Cette accusation était la seule affaire en cours contre Ressa. Depuis son arrestation initiale le 13 février 2019, Ressa et la plateforme d’information indépendante Rappler, qu’elle a cofondée, ont fait l’objet d’une série de 23 poursuites judiciaires, notamment pour diffamation en ligne, évasion fiscale et violations présumées des restrictions en matière de propriété étrangère. Avec cette décision du Bureau du procureur général, il semble qu’elle n’ait plus à subir cette campagne de harcèlement judiciaire.
Cette affaire trouve son origine dans un article publié en 2012 par Rappler. En juin 2020, un tribunal de Manille a condamné Ressa et un ancien collègue de Rappler pour diffamation en ligne en vertu de la loi de 2012 sur la prévention de la cybercriminalité, à la suite d’une plainte déposée par l’homme d’affaires Wilfredo Keng. La condamnation a été confirmée par la Cour d’appel en juillet 2022 et l’accusée était passible d’une peine pouvant aller jusqu’à six ans d’emprisonnement. Ressa est restée en liberté sous caution pendant qu’elle faisait appel de la décision devant la Cour suprême.

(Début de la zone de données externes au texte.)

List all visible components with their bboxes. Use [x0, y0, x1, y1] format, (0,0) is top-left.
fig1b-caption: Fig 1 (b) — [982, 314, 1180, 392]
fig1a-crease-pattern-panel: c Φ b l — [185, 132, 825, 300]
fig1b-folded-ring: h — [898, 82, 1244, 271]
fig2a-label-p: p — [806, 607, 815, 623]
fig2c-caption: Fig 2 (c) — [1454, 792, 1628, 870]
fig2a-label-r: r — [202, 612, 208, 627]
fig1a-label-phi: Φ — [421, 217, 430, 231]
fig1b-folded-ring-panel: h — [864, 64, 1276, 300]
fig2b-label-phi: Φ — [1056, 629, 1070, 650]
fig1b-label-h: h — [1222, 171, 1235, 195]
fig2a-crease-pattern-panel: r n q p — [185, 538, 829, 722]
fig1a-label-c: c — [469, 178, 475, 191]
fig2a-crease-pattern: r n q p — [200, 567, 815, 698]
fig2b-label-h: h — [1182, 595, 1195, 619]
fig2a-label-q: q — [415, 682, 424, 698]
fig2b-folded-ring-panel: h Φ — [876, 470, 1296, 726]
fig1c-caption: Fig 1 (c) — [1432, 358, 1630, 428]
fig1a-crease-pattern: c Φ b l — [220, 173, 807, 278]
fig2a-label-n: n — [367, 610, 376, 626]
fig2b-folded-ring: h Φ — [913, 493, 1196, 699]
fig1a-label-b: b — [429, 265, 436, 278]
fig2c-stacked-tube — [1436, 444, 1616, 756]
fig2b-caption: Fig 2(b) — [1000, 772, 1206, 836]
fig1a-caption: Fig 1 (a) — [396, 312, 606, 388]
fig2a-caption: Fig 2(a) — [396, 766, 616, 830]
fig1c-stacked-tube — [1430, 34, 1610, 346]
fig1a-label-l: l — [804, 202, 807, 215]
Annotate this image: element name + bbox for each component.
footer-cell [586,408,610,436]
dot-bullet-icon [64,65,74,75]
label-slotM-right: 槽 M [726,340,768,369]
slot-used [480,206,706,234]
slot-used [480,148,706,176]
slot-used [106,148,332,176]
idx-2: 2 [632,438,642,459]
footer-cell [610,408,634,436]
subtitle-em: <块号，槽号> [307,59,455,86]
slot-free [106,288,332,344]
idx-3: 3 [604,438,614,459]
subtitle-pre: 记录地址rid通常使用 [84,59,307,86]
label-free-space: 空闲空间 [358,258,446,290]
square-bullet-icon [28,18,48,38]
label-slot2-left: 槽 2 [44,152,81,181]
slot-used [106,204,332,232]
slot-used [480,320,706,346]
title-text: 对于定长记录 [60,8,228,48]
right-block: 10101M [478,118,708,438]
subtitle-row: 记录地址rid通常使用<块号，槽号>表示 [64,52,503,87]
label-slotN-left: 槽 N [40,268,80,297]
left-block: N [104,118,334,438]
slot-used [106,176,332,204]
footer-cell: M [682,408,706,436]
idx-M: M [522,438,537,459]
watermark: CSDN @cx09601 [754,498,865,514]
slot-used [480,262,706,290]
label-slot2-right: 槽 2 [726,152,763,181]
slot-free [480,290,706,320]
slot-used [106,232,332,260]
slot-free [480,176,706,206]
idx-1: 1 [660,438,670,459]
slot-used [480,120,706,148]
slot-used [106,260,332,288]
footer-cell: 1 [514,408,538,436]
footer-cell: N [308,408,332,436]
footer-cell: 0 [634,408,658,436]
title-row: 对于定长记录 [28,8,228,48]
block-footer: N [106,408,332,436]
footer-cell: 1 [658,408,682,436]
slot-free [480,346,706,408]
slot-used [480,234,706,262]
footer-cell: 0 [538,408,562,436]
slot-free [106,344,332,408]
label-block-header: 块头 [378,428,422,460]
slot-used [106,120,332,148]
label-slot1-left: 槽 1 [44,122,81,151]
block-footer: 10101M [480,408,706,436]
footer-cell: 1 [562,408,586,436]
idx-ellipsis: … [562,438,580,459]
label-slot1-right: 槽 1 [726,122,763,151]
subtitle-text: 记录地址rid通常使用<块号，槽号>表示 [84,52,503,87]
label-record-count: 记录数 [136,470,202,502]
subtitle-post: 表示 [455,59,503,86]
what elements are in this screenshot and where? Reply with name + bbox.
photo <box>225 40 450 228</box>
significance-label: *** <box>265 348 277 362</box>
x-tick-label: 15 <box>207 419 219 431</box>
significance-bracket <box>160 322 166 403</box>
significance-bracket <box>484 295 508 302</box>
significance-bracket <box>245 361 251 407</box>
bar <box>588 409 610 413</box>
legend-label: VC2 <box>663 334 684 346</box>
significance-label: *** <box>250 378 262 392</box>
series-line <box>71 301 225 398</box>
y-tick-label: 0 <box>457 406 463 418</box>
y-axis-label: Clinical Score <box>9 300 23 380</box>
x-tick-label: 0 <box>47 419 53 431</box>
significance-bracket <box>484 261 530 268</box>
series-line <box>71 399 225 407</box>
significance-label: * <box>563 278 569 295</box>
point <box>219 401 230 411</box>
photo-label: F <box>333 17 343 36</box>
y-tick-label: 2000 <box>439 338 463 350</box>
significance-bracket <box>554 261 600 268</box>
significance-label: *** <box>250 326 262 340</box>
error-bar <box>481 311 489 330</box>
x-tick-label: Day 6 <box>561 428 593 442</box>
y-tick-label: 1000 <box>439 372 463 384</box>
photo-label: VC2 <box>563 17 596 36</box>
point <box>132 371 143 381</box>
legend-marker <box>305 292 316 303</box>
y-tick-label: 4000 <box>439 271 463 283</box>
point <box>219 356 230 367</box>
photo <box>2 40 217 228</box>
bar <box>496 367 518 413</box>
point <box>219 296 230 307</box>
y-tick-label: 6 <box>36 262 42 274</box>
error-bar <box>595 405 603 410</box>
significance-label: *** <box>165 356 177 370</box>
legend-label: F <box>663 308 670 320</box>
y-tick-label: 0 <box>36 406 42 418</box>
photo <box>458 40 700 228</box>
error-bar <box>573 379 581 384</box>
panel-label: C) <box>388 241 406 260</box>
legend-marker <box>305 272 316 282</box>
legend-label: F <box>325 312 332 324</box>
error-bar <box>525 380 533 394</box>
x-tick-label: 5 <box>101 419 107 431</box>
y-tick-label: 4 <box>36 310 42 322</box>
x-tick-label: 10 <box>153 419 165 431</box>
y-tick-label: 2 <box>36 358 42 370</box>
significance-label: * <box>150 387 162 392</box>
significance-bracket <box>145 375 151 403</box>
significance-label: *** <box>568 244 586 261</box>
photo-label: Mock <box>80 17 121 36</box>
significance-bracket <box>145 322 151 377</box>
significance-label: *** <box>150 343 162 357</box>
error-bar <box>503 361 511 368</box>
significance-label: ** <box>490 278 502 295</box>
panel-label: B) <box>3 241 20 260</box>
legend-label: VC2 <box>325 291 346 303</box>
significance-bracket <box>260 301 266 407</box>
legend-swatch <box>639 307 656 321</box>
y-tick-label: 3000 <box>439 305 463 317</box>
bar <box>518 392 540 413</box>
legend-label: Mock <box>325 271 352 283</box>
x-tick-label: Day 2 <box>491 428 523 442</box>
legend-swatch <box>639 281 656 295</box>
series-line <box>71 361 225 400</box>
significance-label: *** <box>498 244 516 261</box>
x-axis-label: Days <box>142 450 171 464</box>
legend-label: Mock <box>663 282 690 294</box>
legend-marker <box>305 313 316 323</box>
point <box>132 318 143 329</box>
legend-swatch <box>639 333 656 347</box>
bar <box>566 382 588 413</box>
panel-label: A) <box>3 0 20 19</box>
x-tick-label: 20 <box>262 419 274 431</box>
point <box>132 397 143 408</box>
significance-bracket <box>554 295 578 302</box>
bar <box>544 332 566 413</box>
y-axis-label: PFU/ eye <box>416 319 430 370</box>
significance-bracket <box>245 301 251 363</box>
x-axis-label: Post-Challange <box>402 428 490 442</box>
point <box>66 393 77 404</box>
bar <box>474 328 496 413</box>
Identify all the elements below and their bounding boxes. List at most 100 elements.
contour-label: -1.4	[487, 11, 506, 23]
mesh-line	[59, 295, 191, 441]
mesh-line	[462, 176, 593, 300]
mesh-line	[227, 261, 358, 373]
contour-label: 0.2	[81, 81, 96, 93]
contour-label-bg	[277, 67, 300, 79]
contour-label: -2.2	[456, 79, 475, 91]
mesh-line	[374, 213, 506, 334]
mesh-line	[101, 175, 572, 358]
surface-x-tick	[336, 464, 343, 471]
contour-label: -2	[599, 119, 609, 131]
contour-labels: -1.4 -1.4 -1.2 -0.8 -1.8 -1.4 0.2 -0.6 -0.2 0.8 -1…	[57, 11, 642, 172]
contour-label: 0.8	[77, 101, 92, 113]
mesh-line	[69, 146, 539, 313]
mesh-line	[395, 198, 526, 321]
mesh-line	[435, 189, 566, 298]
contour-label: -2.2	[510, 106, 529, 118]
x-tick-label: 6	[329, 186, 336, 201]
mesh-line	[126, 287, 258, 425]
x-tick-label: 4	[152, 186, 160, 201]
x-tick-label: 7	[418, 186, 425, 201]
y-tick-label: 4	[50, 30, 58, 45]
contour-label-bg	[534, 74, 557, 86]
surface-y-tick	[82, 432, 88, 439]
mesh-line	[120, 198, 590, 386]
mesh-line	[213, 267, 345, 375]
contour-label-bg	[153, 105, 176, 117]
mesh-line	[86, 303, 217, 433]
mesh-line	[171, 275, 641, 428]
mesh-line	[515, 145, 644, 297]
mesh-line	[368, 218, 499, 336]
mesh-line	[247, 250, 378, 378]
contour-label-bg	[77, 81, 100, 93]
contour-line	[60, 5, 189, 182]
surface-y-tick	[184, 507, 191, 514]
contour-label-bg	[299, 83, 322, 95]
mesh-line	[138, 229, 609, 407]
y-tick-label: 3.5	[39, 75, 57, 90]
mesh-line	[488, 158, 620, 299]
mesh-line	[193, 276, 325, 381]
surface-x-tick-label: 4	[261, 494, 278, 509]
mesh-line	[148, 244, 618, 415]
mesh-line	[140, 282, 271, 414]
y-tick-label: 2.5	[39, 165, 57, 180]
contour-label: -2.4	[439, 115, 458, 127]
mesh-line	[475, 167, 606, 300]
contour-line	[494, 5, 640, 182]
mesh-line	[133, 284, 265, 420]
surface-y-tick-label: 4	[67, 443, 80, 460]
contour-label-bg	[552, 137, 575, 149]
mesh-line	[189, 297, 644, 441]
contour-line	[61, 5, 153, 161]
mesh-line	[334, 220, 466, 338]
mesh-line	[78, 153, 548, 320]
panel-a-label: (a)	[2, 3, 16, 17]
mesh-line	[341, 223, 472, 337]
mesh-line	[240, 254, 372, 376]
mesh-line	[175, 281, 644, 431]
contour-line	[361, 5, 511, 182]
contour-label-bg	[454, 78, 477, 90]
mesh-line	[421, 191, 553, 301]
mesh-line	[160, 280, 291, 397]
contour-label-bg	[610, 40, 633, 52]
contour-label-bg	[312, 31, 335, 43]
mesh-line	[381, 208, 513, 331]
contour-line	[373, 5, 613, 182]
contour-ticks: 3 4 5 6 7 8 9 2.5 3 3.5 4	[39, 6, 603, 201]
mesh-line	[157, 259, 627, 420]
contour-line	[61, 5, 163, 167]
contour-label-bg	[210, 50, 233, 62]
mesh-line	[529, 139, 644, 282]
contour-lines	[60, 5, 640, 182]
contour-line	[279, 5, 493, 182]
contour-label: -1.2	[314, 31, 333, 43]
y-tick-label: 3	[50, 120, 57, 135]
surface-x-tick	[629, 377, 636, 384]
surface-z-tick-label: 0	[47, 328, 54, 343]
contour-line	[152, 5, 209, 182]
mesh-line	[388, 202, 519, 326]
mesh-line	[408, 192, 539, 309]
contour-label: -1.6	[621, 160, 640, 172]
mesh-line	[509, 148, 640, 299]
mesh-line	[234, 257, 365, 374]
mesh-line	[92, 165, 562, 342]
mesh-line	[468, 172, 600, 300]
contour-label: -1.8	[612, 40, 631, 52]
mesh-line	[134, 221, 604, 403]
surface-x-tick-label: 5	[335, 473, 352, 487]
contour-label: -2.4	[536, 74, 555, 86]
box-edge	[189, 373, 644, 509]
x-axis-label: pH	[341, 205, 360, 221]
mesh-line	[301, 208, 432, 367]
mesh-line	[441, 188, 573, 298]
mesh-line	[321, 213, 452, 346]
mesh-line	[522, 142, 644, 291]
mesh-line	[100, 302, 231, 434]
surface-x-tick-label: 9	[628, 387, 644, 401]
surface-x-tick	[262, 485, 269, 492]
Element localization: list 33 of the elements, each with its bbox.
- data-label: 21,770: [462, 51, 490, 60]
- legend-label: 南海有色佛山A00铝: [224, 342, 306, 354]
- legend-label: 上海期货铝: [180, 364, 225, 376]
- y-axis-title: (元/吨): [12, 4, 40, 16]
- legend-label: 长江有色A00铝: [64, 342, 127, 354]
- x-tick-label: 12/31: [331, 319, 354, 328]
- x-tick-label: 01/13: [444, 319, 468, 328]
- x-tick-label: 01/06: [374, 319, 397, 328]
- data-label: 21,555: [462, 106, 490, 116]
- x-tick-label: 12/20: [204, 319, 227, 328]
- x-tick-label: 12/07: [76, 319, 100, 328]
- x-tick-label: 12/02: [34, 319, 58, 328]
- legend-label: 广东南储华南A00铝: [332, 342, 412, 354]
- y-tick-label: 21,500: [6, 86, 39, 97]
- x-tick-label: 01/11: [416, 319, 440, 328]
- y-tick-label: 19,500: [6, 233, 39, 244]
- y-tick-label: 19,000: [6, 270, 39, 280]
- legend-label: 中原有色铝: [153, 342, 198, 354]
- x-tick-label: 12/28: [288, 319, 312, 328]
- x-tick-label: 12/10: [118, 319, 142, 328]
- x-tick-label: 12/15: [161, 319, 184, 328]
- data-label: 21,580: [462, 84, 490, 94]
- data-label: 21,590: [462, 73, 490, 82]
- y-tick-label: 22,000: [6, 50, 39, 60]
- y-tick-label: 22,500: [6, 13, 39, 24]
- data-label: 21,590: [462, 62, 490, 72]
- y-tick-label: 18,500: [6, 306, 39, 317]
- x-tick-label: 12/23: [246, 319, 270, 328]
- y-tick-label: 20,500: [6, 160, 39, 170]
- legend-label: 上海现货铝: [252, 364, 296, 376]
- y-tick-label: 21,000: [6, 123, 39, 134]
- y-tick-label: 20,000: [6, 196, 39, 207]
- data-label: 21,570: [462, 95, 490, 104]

Dans son mémoire, l’OSG a invoqué l’arrêt rendu en 2023 par la Cour suprême dans l’affaire Berteni Causing c. People of the Philippines, qui précisait que les affaires de diffamation en ligne devaient être portées devant les tribunaux dans un délai d’un an à compter de la découverte de l’infraction présumée. La plainte contre Ressa ayant été déposée en 2017, soit plusieurs années après la première publication de l’article et sa découverte présumée par Keng, l’OSG a conclu que l’affaire devait être classée sans suite.